The dead reportedly included two women.
"More than 400 worshipers were attending services ... when two suicide bombers stormed the church," Balochistan Home Minister Mir Sarfraz Bugti told Pakistan Forward.
Security forces killed the first attacker before he reached the church's main gate.
"The second suicide bomber, who was injured in an exchange of fire, detonated himself at the [gate] of the church," Bugti said.
Hours after the attack, reports surfaced that four attackers might have been involved, with two having escaped.
Quetta Deputy Inspector General of Police Abdul Razzaq Cheema said investigators were analysing CCTV footage to check the claim and had launched a search for any further suspects, AFP reported.
"We are utilising all available resources to arrest the fleeing suspects," Balochistan Inspector General of Police Moazzam Jah Ansari said at the scene.
A 'cowardly attack' against worshipers
Radical extremists will never succeed in their anti-peace agenda, vowed Balochistan Chief Minister Nawab Sanaullah Zehri.
"We are in a state of war, and the militants are seeking soft targets for their nefarious designs," he said in a press statement.
The worshipers included Liaqat Masih, 25.
"Bullets were hitting worshipers inside the closed hall of the church," he told Pakistan Forward.

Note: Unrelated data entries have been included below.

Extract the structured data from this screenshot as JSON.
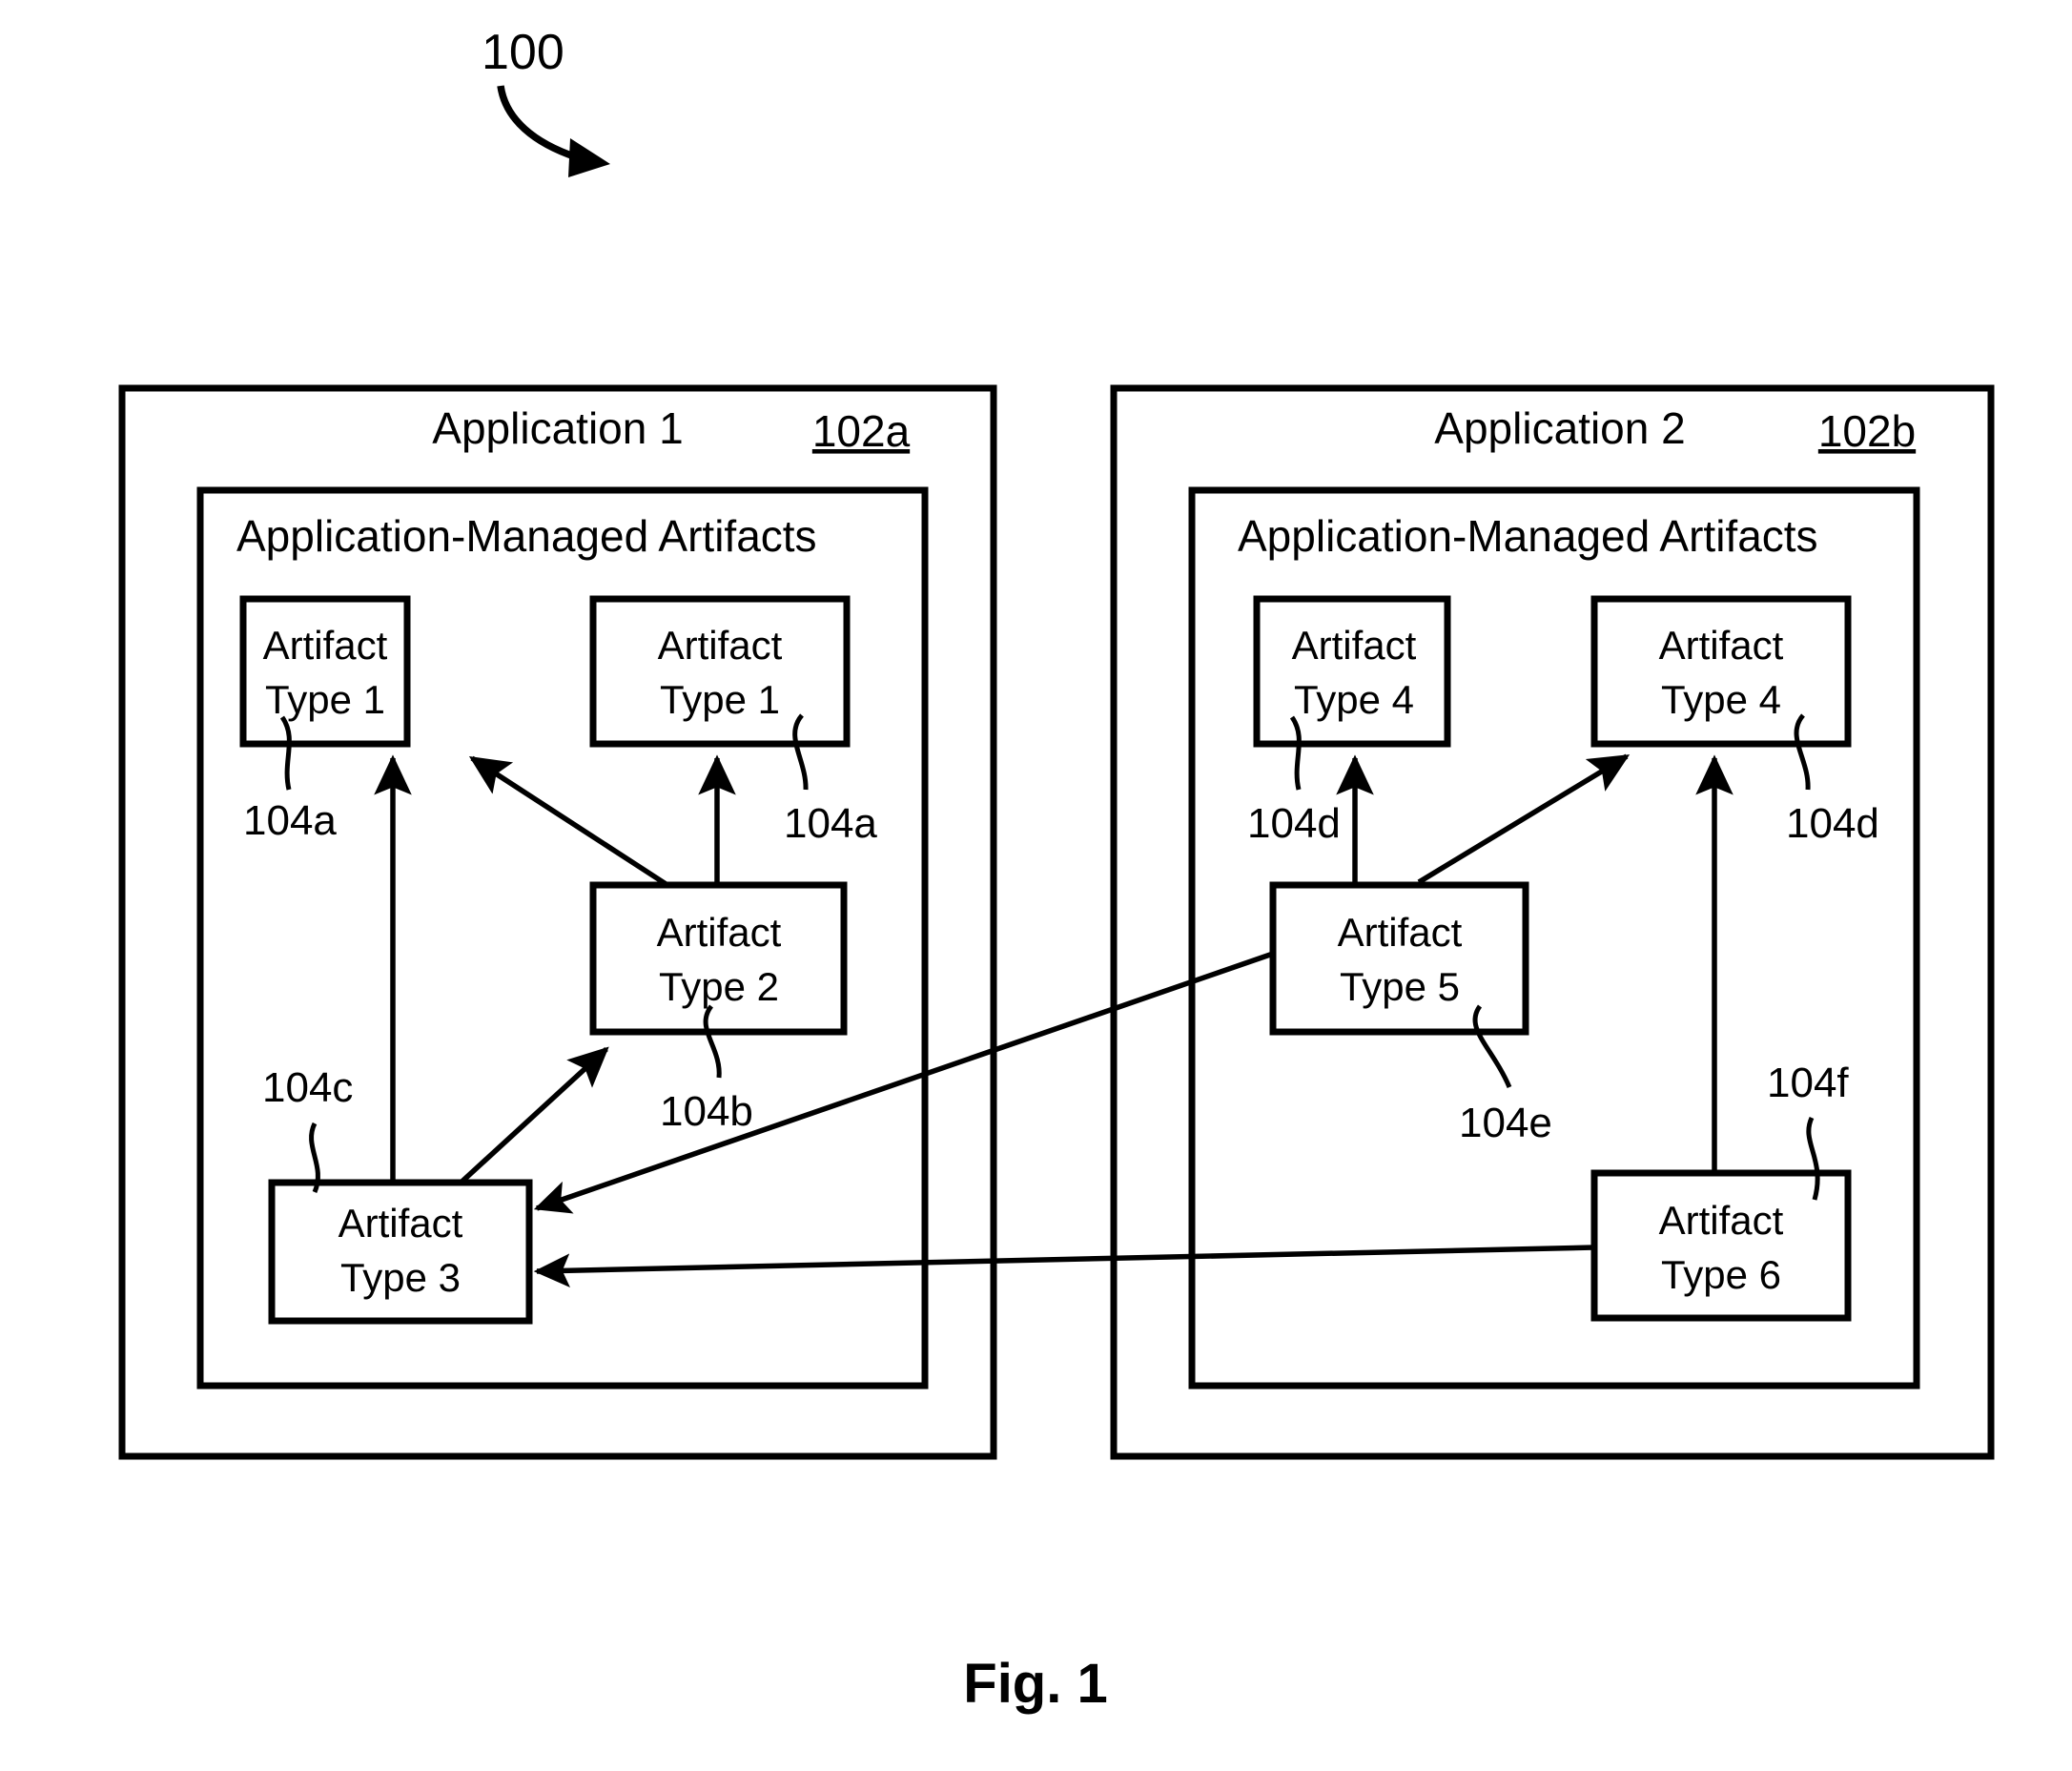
{
  "figure": {
    "callout_number": "100",
    "caption": "Fig. 1"
  },
  "applications": [
    {
      "id": "app1",
      "title": "Application 1",
      "ref": "102a",
      "section_title": "Application-Managed Artifacts",
      "artifacts": [
        {
          "id": "a1",
          "line1": "Artifact",
          "line2": "Type 1",
          "ref": "104a"
        },
        {
          "id": "a2",
          "line1": "Artifact",
          "line2": "Type 1",
          "ref": "104a"
        },
        {
          "id": "a3",
          "line1": "Artifact",
          "line2": "Type 2",
          "ref": "104b"
        },
        {
          "id": "a4",
          "line1": "Artifact",
          "line2": "Type 3",
          "ref": "104c"
        }
      ]
    },
    {
      "id": "app2",
      "title": "Application 2",
      "ref": "102b",
      "section_title": "Application-Managed Artifacts",
      "artifacts": [
        {
          "id": "b1",
          "line1": "Artifact",
          "line2": "Type 4",
          "ref": "104d"
        },
        {
          "id": "b2",
          "line1": "Artifact",
          "line2": "Type 4",
          "ref": "104d"
        },
        {
          "id": "b3",
          "line1": "Artifact",
          "line2": "Type 5",
          "ref": "104e"
        },
        {
          "id": "b4",
          "line1": "Artifact",
          "line2": "Type 6",
          "ref": "104f"
        }
      ]
    }
  ],
  "colors": {
    "stroke": "#000000",
    "background": "#ffffff"
  }
}
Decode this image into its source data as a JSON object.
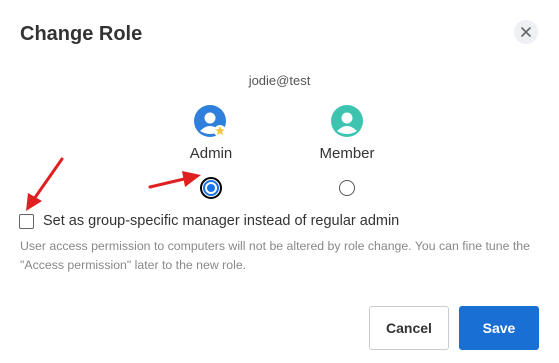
{
  "dialog": {
    "title": "Change Role",
    "close_icon": "close-icon"
  },
  "user": {
    "email": "jodie@test"
  },
  "roles": [
    {
      "label": "Admin",
      "icon": "admin-user-icon",
      "selected": true
    },
    {
      "label": "Member",
      "icon": "member-user-icon",
      "selected": false
    }
  ],
  "group_manager": {
    "label": "Set as group-specific manager instead of regular admin",
    "checked": false
  },
  "help_text": "User access permission to computers will not be altered by role change. You can fine tune the \"Access permission\" later to the new role.",
  "buttons": {
    "cancel_label": "Cancel",
    "save_label": "Save"
  },
  "colors": {
    "accent": "#1a6fd4",
    "admin_avatar": "#2f7fdc",
    "member_avatar": "#3cc4b0",
    "admin_badge": "#f5c542",
    "annotation_arrow": "#e02020"
  },
  "annotations": [
    "arrow-pointing-to-checkbox",
    "arrow-pointing-to-admin-radio"
  ]
}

The injured, second suicide attacker tried in vain "to blow himself up in the middle of worshipers", he added, crediting troops with thwarting that intention.
"We lost several of our fellow worshipers in this cowardly attack," Anosha Barkat, another member of the congregation in her mid-30s, told Pakistan Forward.
"During the exchange of gunfire, when some security personnel were engaging the militants, others rescued us," she said.